Hace poco, Roberto, uno de mis estudiantes de Planificación, resumió el problema con una sola frase: “al presidente Rodrigo Paz Pereira no le cree ni su Ministro de Economía”. No demuestra una intención; señala una contradicción visible. Este artículo habla de un Gobierno que anuncia reiteradamente la normalización de la provisión de gasolina y de un ministro que, mientras esas promesas se suceden, compra un automóvil que no la necesita.
El 15 de febrero, el ministro de Economía, José Gabriel Espinoza, aseguró que el abastecimiento recuperaría la normalidad “hasta mañana o, como máximo, esta noche”. Esa normalidad, sin embargo, no fue definitiva. El 23 de junio, el presidente Rodrigo Paz dijo que el suministro se regularizaría hasta el fin de semana. Un día después afirmó que el combustible estaba “más que garantizado”. El 8 de julio, YPFB pidió tres semanas más.Entre una promesa y la siguiente quedaron las filas. En medio de esos anuncios, Espinoza compró un Audi Q4 e-tron, un automóvil eléctrico. Él mismo reconoció públicamente la adquisición; su existencia no es una conjetura.
Comprar un eléctrico es una decisión personal legítima. El problema no es el automóvil, sino lo que comunica cuando quien lo elige forma parte del Gobierno que pide confiar en que la gasolina llegará mañana, el fin de semana o dentro de tres semanas.
Espinoza no ha dicho que desconfíe de Paz ni que compró el vehículo porque no cree en la normalización. No corresponde atribuirle esas palabras. Pero la comunicación política no está formada únicamente por palabras: las decisiones y las conductas también producen significado.
El Gobierno promete resolver para todos el abastecimiento de gasolina, mientras su Ministro de Economía aparenta resolver privadamente su propia exposición a la escasez mediante la compra de un automóvil eléctrico. No conocemos su intención; conocemos el mensaje que produce su conducta: “Ustedes esperen la gasolina; yo procuraré no necesitarla”.
La credibilidad de una autoridad no depende solamente de que sus declaraciones sean técnicamente correctas. También depende de la correspondencia perceptible entre lo que anuncia, lo que pide soportar a la población y la conducta que adopta. Esa correspondencia construye su ethos: la imagen de coherencia y confianza que proyecta.
Una autoridad puede ofrecer cifras, plazos y explicaciones, pero si su comportamiento parece contradecir sus palabras, el discurso pierde fuerza. El privilegio no reside únicamente en la marca del automóvil. El verdadero privilegio consiste en poder salir de la fila.

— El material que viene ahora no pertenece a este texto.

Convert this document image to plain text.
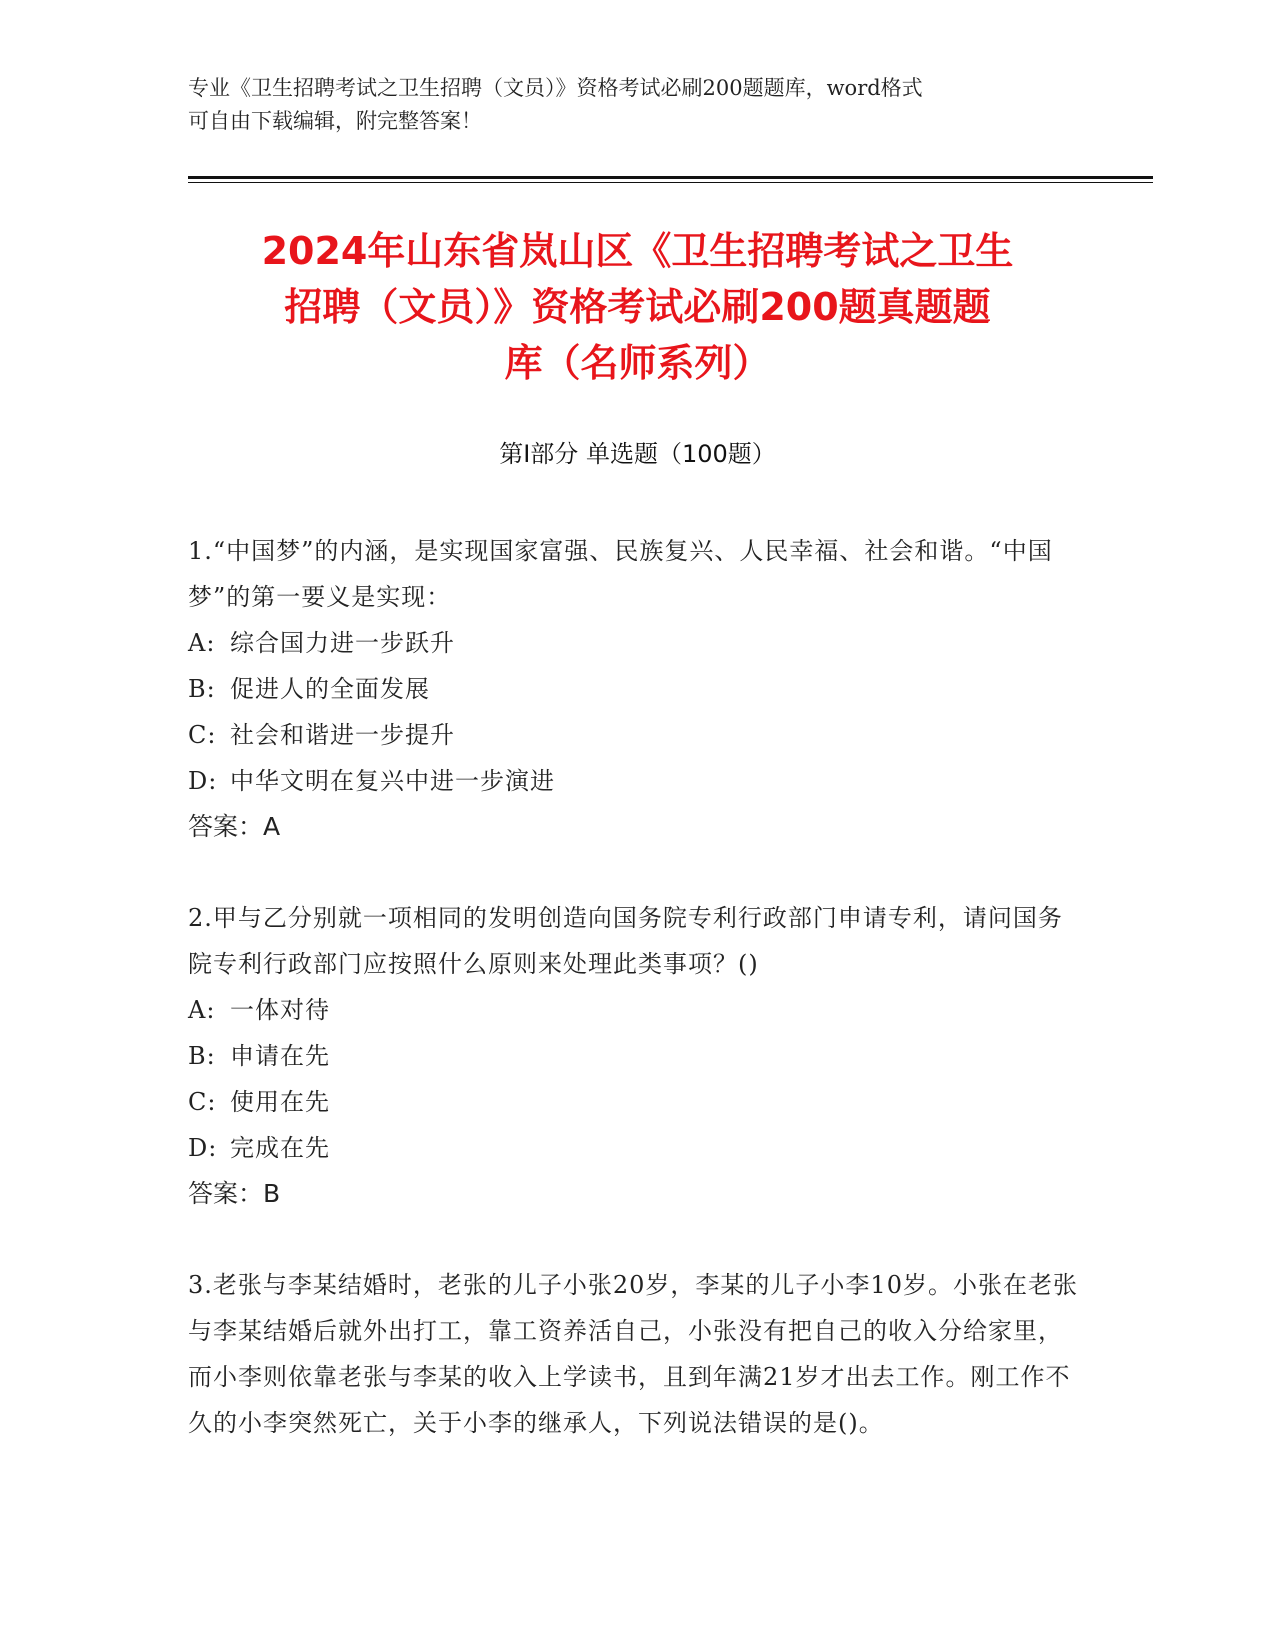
专业《卫生招聘考试之卫生招聘（文员）》资格考试必刷200题题库，word格式
可自由下载编辑，附完整答案！
2024年山东省岚山区《卫生招聘考试之卫生
招聘（文员）》资格考试必刷200题真题题
库（名师系列）
第Ⅰ部分 单选题（100题）
1.“中国梦”的内涵，是实现国家富强、民族复兴、人民幸福、社会和谐。“中国梦”的第一要义是实现：
A: 综合国力进一步跃升
B: 促进人的全面发展
C: 社会和谐进一步提升
D: 中华文明在复兴中进一步演进
答案：A
2.甲与乙分别就一项相同的发明创造向国务院专利行政部门申请专利，请问国务院专利行政部门应按照什么原则来处理此类事项？()
A: 一体对待
B: 申请在先
C: 使用在先
D: 完成在先
答案：B
3.老张与李某结婚时，老张的儿子小张20岁，李某的儿子小李10岁。小张在老张与李某结婚后就外出打工，靠工资养活自己，小张没有把自己的收入分给家里，而小李则依靠老张与李某的收入上学读书，且到年满21岁才出去工作。刚工作不久的小李突然死亡，关于小李的继承人，下列说法错误的是()。
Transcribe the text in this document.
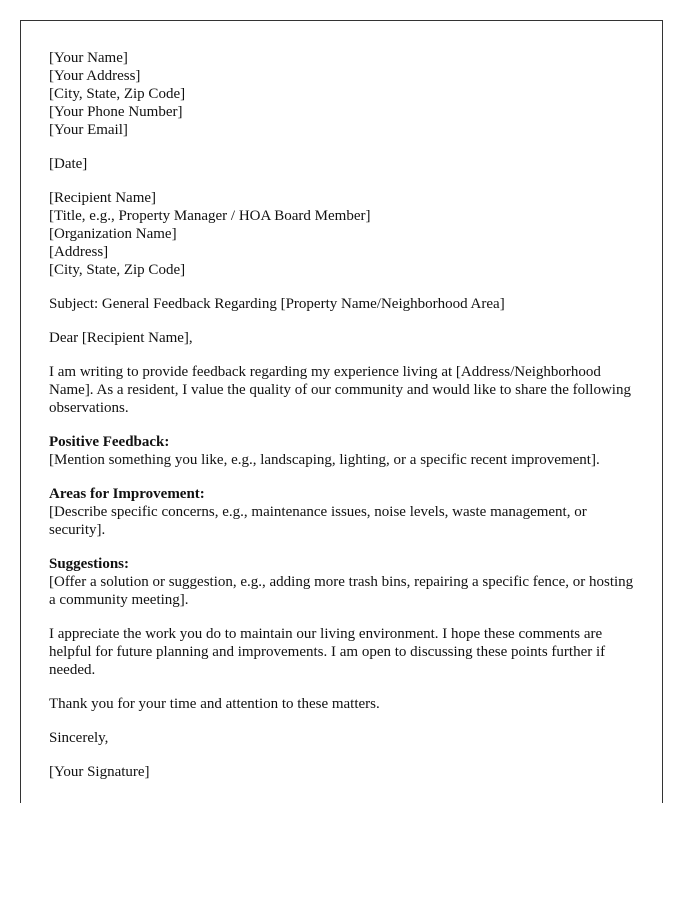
[Your Name]
[Your Address]
[City, State, Zip Code]
[Your Phone Number]
[Your Email]

[Date]

[Recipient Name]
[Title, e.g., Property Manager / HOA Board Member]
[Organization Name]
[Address]
[City, State, Zip Code]

Subject: General Feedback Regarding [Property Name/Neighborhood Area]

Dear [Recipient Name],

I am writing to provide feedback regarding my experience living at [Address/Neighborhood Name]. As a resident, I value the quality of our community and would like to share the following observations.

Positive Feedback:
[Mention something you like, e.g., landscaping, lighting, or a specific recent improvement].

Areas for Improvement:
[Describe specific concerns, e.g., maintenance issues, noise levels, waste management, or security].

Suggestions:
[Offer a solution or suggestion, e.g., adding more trash bins, repairing a specific fence, or hosting a community meeting].

I appreciate the work you do to maintain our living environment. I hope these comments are helpful for future planning and improvements. I am open to discussing these points further if needed.

Thank you for your time and attention to these matters.

Sincerely,

[Your Signature]
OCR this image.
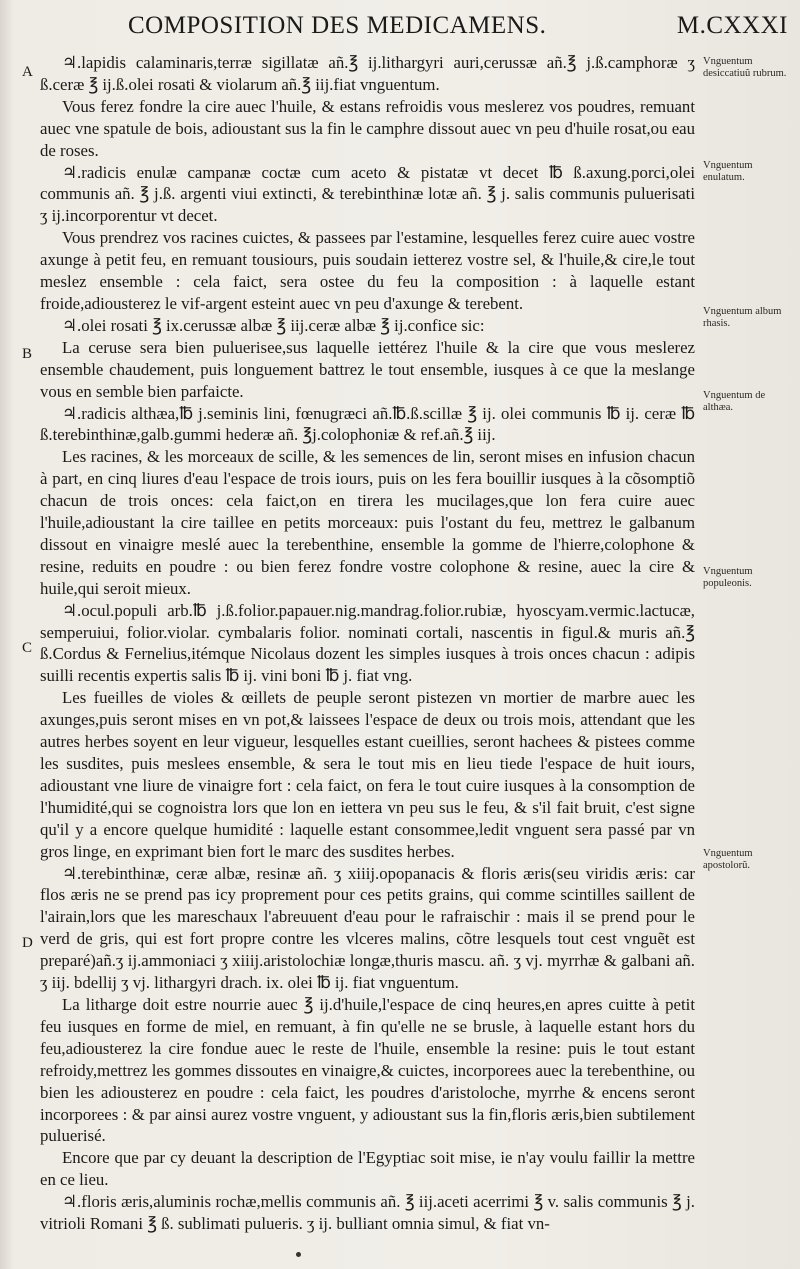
COMPOSITION DES MEDICAMENS.	M.CXXXI
A
B
C
D
Vnguentum desiccatiuũ rubrum.
Vnguentum enulatum.
Vnguentum album rhasis.
Vnguentum de althæa.
Vnguentum populeonis.
Vnguentum apostolorũ.

♃.lapidis calaminaris,terræ sigillatæ añ.℥ ij.lithargyri auri,cerussæ añ.℥ j.ß.camphoræ ʒ ß.ceræ ℥ ij.ß.olei rosati & violarum añ.℥ iij.fiat vnguentum.

Vous ferez fondre la cire auec l'huile, & estans refroidis vous meslerez vos poudres, remuant auec vne spatule de bois, adioustant sus la fin le camphre dissout auec vn peu d'huile rosat,ou eau de roses.

♃.radicis enulæ campanæ coctæ cum aceto & pistatæ vt decet ℔ ß.axung.porci,olei communis añ. ℥ j.ß. argenti viui extincti, & terebinthinæ lotæ añ. ℥ j. salis communis puluerisati ʒ ij.incorporentur vt decet.

Vous prendrez vos racines cuictes, & passees par l'estamine, lesquelles ferez cuire auec vostre axunge à petit feu, en remuant tousiours, puis soudain ietterez vostre sel, & l'huile,& cire,le tout meslez ensemble : cela faict, sera ostee du feu la composition : à laquelle estant froide,adiousterez le vif-argent esteint auec vn peu d'axunge & terebent.

♃.olei rosati ℥ ix.cerussæ albæ ℥ iij.ceræ albæ ℥ ij.confice sic:

La ceruse sera bien puluerisee,sus laquelle iettérez l'huile & la cire que vous meslerez ensemble chaudement, puis longuement battrez le tout ensemble, iusques à ce que la meslange vous en semble bien parfaicte.

♃.radicis althæa,℔ j.seminis lini, fœnugræci añ.℔.ß.scillæ ℥ ij. olei communis ℔ ij. ceræ ℔ ß.terebinthinæ,galb.gummi hederæ añ. ℥j.colophoniæ & ref.añ.℥ iij.

Les racines, & les morceaux de scille, & les semences de lin, seront mises en infusion chacun à part, en cinq liures d'eau l'espace de trois iours, puis on les fera bouillir iusques à la cõsomptiõ chacun de trois onces: cela faict,on en tirera les mucilages,que lon fera cuire auec l'huile,adioustant la cire taillee en petits morceaux: puis l'ostant du feu, mettrez le galbanum dissout en vinaigre meslé auec la terebenthine, ensemble la gomme de l'hierre,colophone & resine, reduits en poudre : ou bien ferez fondre vostre colophone & resine, auec la cire & huile,qui seroit mieux.

♃.ocul.populi arb.℔ j.ß.folior.papauer.nig.mandrag.folior.rubiæ, hyoscyam.vermic.lactucæ, semperuiui, folior.violar. cymbalaris folior. nominati cortali, nascentis in figul.& muris añ.℥ ß.Cordus & Fernelius,itémque Nicolaus dozent les simples iusques à trois onces chacun : adipis suilli recentis expertis salis ℔ ij. vini boni ℔ j. fiat vng.

Les fueilles de violes & œillets de peuple seront pistezen vn mortier de marbre auec les axunges,puis seront mises en vn pot,& laissees l'espace de deux ou trois mois, attendant que les autres herbes soyent en leur vigueur, lesquelles estant cueillies, seront hachees & pistees comme les susdites, puis meslees ensemble, & sera le tout mis en lieu tiede l'espace de huit iours, adioustant vne liure de vinaigre fort : cela faict, on fera le tout cuire iusques à la consomption de l'humidité,qui se cognoistra lors que lon en iettera vn peu sus le feu, & s'il fait bruit, c'est signe qu'il y a encore quelque humidité : laquelle estant consommee,ledit vnguent sera passé par vn gros linge, en exprimant bien fort le marc des susdites herbes.

♃.terebinthinæ, ceræ albæ, resinæ añ. ʒ xiiij.opopanacis & floris æris(seu viridis æris: car flos æris ne se prend pas icy proprement pour ces petits grains, qui comme scintilles saillent de l'airain,lors que les mareschaux l'abreuuent d'eau pour le rafraischir : mais il se prend pour le verd de gris, qui est fort propre contre les vlceres malins, cõtre lesquels tout cest vnguẽt est preparé)añ.ʒ ij.ammoniaci ʒ xiiij.aristolochiæ longæ,thuris mascu. añ. ʒ vj. myrrhæ & galbani añ. ʒ iij. bdellij ʒ vj. lithargyri drach. ix. olei ℔ ij. fiat vnguentum.

La litharge doit estre nourrie auec ℥ ij.d'huile,l'espace de cinq heures,en apres cuitte à petit feu iusques en forme de miel, en remuant, à fin qu'elle ne se brusle, à laquelle estant hors du feu,adiousterez la cire fondue auec le reste de l'huile, ensemble la resine: puis le tout estant refroidy,mettrez les gommes dissoutes en vinaigre,& cuictes, incorporees auec la terebenthine, ou bien les adiousterez en poudre : cela faict, les poudres d'aristoloche, myrrhe & encens seront incorporees : & par ainsi aurez vostre vnguent, y adioustant sus la fin,floris æris,bien subtilement puluerisé.

Encore que par cy deuant la description de l'Egyptiac soit mise, ie n'ay voulu faillir la mettre en ce lieu.

♃.floris æris,aluminis rochæ,mellis communis añ. ℥ iij.aceti acerrimi ℥ v. salis communis ℥ j. vitrioli Romani ℥ ß. sublimati pulueris. ʒ ij. bulliant omnia simul, & fiat vn-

La cuestión no es por qué Espinoza compró un eléctrico. Puede tener diversas razones y no necesitamos especular. La pregunta es qué significa políticamente esa decisión dentro de un Gobierno que convirtió la normalización del combustible en una promesa reiterada. No es una prueba de lo que el ministro piensa; es una lectura de lo que su conducta comunica. Paz puede seguir asegurando que la gasolina está garantizada, pero cada plazo incumplido reduce el valor del siguiente. Cuando su ministro compra un vehículo que prescinde de la gasolina prometida, la escena adquiere una fuerza que ninguna conferencia de prensa puede neutralizar.
La población dejó de creer porque esperó demasiado frente a los surtidores. Roberto lo dijo con la claridad que a veces alcanza una frase nacida fuera de los discursos oficiales: “al presidente Rodrigo Paz Pereira no le cree ni su Ministro de Economía”.